Sissy meliriknya dengan getir, dia meninggalkan dirinya di sini, itu terlalu berlebihan, tapi Sissy juga sepertinya telah mendengar kabar buruk, orang-orang ini mencurigai Lucas, sudah ada kesalahpahaman antara kedua belah pihak. Nah, dengan karakter Lucas, jika dia tahu bahwa orang-orang ini meragukannya, dia pasti akan marah. Ketika kedua pihak tidak sejalan, mereka mungkin benar-benar menjadi musuh.


Memikirkan hal ini, Sissy menarik napas dalam-dalam, mungkin bukan hal yang buruk dia telah memasuki kamp musuh sekarang.


"Kucing liar kecil, siapa namamu?" Pria itu duduk kembali di sofa dan menatap Sissy dengan malas.


Kecuali rambut hitam yang merusak pemandangan, Lance harus mengatakan bahwa wanita ini sangat cantik.


Lance berpikir bahwa dia acuh tak acuh terhadap kecantikan, tetapi dia tidak menyangka akan melihat seseorang yang dapat mengejutkannya hari ini.


Apa rencana Luffy untuk membawa wanita ini ke sini?


Mengetahui bahwa dirinya membenci wanita berambut hitam, dia sengaja membawa gadis ini kemari?


"Namaku Lusy." Jawab Sissy tanpa ekspresi.


"Itu nama yang aneh dan jelek." Dia mengerutkan kening dengan jijik, melihat pakaian pelayan yang menonjol dan jelek pada wanita itu, dan berkata dengan nada memerintah, "Buka bajumu."


"Apa?" Sissy pikir dia salah dengar.


"Kamu wanita, apakah kamu biasanya berbicara dengan tuanmu dengan nada seperti ini?" Lance terkejut dengan sikapnya.


“Buka bajumu, apakah kamu bahkan tidak tahu dasar-dasar melayani orang?” Nada suaranya menjadi tidak sabar.

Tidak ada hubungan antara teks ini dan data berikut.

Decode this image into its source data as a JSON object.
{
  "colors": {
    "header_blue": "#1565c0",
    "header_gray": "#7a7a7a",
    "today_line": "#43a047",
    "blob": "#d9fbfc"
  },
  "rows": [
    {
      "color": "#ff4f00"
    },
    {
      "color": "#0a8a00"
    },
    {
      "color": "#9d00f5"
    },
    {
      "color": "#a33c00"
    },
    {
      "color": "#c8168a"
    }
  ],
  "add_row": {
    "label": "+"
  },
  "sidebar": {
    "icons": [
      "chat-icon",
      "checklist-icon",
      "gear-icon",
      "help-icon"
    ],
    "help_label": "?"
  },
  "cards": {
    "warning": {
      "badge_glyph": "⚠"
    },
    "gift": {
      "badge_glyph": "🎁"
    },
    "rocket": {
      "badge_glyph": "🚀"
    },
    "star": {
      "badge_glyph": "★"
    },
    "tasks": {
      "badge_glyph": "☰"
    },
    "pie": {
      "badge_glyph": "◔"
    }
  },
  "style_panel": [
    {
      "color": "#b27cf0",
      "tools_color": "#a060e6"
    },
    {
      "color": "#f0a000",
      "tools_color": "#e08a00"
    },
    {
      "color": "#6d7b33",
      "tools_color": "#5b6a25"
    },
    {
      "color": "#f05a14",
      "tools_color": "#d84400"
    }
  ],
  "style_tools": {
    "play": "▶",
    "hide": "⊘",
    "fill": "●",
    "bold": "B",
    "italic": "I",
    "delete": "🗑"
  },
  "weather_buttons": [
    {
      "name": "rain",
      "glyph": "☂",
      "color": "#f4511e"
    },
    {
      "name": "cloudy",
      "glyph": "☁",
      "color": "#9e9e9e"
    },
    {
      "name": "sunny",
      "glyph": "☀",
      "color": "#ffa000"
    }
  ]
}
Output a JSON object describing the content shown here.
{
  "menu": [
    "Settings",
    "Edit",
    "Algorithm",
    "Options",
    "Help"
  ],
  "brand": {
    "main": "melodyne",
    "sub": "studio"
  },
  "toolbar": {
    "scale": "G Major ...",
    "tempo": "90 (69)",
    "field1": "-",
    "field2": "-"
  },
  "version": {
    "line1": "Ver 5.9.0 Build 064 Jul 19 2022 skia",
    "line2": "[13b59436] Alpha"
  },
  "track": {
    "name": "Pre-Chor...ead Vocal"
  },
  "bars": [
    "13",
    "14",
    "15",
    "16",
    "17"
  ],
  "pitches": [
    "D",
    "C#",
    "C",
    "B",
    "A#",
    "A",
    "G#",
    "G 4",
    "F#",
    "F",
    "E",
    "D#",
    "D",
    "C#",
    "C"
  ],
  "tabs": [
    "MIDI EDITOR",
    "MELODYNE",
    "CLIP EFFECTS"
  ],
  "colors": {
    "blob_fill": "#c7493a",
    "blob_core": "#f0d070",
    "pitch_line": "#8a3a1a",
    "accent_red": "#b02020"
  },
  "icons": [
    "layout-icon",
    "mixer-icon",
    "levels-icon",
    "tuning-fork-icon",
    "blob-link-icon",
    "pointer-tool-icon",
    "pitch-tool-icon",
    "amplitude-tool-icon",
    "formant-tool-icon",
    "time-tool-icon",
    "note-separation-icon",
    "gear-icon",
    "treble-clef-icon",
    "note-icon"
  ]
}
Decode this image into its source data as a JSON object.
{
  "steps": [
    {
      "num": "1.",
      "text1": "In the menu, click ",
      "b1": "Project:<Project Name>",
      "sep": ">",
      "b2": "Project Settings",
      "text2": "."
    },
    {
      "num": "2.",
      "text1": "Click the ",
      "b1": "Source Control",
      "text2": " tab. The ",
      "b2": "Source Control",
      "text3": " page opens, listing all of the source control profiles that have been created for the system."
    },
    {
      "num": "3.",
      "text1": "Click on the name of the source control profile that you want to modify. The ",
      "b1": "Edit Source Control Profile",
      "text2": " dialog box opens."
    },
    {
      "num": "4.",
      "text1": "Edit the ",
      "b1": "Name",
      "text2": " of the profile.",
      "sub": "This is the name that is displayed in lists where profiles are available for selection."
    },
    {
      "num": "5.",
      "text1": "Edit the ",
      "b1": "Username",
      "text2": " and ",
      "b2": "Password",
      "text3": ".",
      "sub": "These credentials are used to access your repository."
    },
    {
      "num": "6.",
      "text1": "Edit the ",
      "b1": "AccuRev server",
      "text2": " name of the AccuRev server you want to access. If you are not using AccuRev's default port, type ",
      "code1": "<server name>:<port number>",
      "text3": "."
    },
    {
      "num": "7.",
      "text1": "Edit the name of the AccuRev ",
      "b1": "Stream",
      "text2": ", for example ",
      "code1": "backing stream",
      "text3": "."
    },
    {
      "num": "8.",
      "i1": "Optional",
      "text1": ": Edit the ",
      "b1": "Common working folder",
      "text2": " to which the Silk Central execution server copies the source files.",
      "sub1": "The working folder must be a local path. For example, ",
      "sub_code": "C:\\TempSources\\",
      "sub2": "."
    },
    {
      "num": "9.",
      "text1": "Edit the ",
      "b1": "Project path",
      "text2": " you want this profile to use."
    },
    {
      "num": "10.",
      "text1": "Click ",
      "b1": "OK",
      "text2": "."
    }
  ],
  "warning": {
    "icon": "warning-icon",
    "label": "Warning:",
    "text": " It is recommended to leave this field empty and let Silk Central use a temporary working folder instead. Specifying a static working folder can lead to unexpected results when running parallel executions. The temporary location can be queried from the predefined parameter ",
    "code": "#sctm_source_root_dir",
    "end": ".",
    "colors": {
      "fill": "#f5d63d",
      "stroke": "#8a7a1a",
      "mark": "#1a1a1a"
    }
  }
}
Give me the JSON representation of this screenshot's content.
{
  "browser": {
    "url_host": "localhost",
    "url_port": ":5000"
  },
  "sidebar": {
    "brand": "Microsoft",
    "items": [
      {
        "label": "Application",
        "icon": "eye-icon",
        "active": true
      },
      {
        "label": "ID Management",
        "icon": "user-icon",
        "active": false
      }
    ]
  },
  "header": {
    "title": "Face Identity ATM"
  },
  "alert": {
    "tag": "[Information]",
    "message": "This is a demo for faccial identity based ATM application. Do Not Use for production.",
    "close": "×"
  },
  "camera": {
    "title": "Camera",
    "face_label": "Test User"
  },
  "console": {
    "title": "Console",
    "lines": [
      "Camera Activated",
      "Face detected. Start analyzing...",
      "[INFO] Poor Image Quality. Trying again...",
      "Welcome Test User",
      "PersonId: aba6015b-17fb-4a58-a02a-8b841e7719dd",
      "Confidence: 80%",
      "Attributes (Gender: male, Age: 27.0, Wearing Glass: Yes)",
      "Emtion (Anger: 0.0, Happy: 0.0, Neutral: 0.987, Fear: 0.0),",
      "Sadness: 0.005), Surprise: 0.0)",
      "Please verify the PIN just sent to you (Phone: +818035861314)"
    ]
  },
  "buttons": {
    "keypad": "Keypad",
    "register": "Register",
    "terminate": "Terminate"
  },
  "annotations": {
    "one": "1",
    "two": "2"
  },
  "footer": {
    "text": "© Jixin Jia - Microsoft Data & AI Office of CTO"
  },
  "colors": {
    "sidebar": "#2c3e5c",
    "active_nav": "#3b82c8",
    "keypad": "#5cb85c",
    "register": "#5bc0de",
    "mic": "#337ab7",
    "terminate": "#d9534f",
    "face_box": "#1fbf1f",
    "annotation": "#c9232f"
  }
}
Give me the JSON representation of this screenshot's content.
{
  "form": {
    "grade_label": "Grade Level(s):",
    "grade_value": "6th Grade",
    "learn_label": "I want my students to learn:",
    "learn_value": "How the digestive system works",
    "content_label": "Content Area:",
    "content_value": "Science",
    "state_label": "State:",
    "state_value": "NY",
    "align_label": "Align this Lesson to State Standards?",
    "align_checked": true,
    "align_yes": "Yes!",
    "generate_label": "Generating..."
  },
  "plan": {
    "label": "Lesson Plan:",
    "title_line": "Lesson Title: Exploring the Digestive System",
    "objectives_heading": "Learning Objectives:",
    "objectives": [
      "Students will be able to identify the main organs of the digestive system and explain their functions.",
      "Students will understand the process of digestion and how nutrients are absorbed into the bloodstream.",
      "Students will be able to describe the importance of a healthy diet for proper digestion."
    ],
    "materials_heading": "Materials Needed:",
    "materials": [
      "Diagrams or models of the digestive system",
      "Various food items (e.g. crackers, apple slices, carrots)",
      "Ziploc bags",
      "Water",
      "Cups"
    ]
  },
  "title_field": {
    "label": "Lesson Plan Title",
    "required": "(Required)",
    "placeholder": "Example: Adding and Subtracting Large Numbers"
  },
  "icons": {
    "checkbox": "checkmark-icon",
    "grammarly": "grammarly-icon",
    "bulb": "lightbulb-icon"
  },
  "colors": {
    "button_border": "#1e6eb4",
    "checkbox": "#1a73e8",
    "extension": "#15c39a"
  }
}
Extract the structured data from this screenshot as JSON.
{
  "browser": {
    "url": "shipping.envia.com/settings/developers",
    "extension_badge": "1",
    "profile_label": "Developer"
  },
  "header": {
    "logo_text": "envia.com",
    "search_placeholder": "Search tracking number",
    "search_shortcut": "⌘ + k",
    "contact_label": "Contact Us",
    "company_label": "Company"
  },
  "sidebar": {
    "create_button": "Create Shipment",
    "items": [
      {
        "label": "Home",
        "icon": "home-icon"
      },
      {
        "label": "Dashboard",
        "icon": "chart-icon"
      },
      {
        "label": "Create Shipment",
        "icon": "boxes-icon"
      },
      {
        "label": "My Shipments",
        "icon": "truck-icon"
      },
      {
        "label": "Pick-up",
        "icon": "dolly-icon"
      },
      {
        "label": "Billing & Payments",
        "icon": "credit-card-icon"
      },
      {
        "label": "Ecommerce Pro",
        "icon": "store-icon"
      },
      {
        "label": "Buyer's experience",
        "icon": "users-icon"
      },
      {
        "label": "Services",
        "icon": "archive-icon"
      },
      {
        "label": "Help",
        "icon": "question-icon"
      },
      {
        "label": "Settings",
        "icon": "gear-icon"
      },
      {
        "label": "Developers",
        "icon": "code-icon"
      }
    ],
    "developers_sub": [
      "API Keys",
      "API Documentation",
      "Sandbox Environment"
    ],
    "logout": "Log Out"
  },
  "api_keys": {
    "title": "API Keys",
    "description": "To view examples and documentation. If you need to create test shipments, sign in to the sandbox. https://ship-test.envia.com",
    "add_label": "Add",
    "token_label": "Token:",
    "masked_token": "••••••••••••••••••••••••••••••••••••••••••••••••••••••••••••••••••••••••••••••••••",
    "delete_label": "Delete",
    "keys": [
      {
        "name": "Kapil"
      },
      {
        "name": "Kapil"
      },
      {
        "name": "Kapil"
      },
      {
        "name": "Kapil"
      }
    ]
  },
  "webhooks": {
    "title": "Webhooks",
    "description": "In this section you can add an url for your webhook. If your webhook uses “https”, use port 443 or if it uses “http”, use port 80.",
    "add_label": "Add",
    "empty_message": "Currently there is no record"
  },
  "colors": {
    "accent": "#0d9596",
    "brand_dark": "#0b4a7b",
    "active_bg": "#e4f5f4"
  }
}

"Hah?" Sissy terkekeh, "Aku tidak memiliki pelayanan ini dalam pekerjaanku, maaf."


Mata Lance menjadi dingin sesaat, "Jika kamu tidak memiliki pelayanan ini, apa yang biasanya kamu lakukan?"


"Lakukan apa yang harus dilakukan pelayan." Sissy melangkah maju untuk membersihkan meja yang berantakan, lalu berjalan keluar dengan tenang dengan piring di bawah tatapan membunuh Lance.


Lance menarik napas dalam-dalam, mengeluarkan telepon, "Tangkap wanita itu kembali."


Begitu kalimat ini selesai, pintu didorong terbuka lagi, dan Sissy mengangkat senyum palsu, "Maaf, Tuan Muda Kedua, apakah masih ada lagi? Apakah kamu butuh bantuan?"


Wajah dingin Lance yang awalnya dingin tiba-tiba mengeluarkan tawa, dengan niat jahat, "Jadi kamu melakukan ini?"


Setelah selesai berbicara, dia melambai, dan wanita di samping pergi, " Tuan Muda Kedua, apa pesanan mu?"


"Beri libur sehari pada staf bar kami, dan kemudian, minta pelayan ini untuk menggantikannya." Setelah itu, dia memikirkan sesuatu, dan berkata, "Cari pakaian untuknya, aku tidak ingin melihat pakaian jelek seperti itu di wilayahku."


"Ya." Wanita berambut pirang itu mengangguk dan berkata di depan Sissy lagi, "Nona Lusy, tolong ikut aku."


Sissy berjalan keluar dengan patuh.


Lebih baik melakukan hal-hal itu daripada tetap bersama pria berbahaya ini. Ngomong-ngomong, dia juga bisa menanyakan tentang apa yang terjadi selama periode ini dan identitas pria ini.


Tapi jika dia berani menyerang Lucas, dia tidak peduli apa identitasnya.


Setelah mengganti pakaian yang diberikan wanita itu, Sissy mengerutkan kening.


Baju macam apa ini? Terlalu aneh. Rok pendeknya bisa terbuka dengan membungkuk, dan tubuh bagian atas hanya memiliki sedikit kain di bagian dada, yang dingin dan seksi.


"Apakah semua pelayanmu memakai ini?" Sissy mengangkat alisnya dan menatap wanita yang menatapnya dengan takjub.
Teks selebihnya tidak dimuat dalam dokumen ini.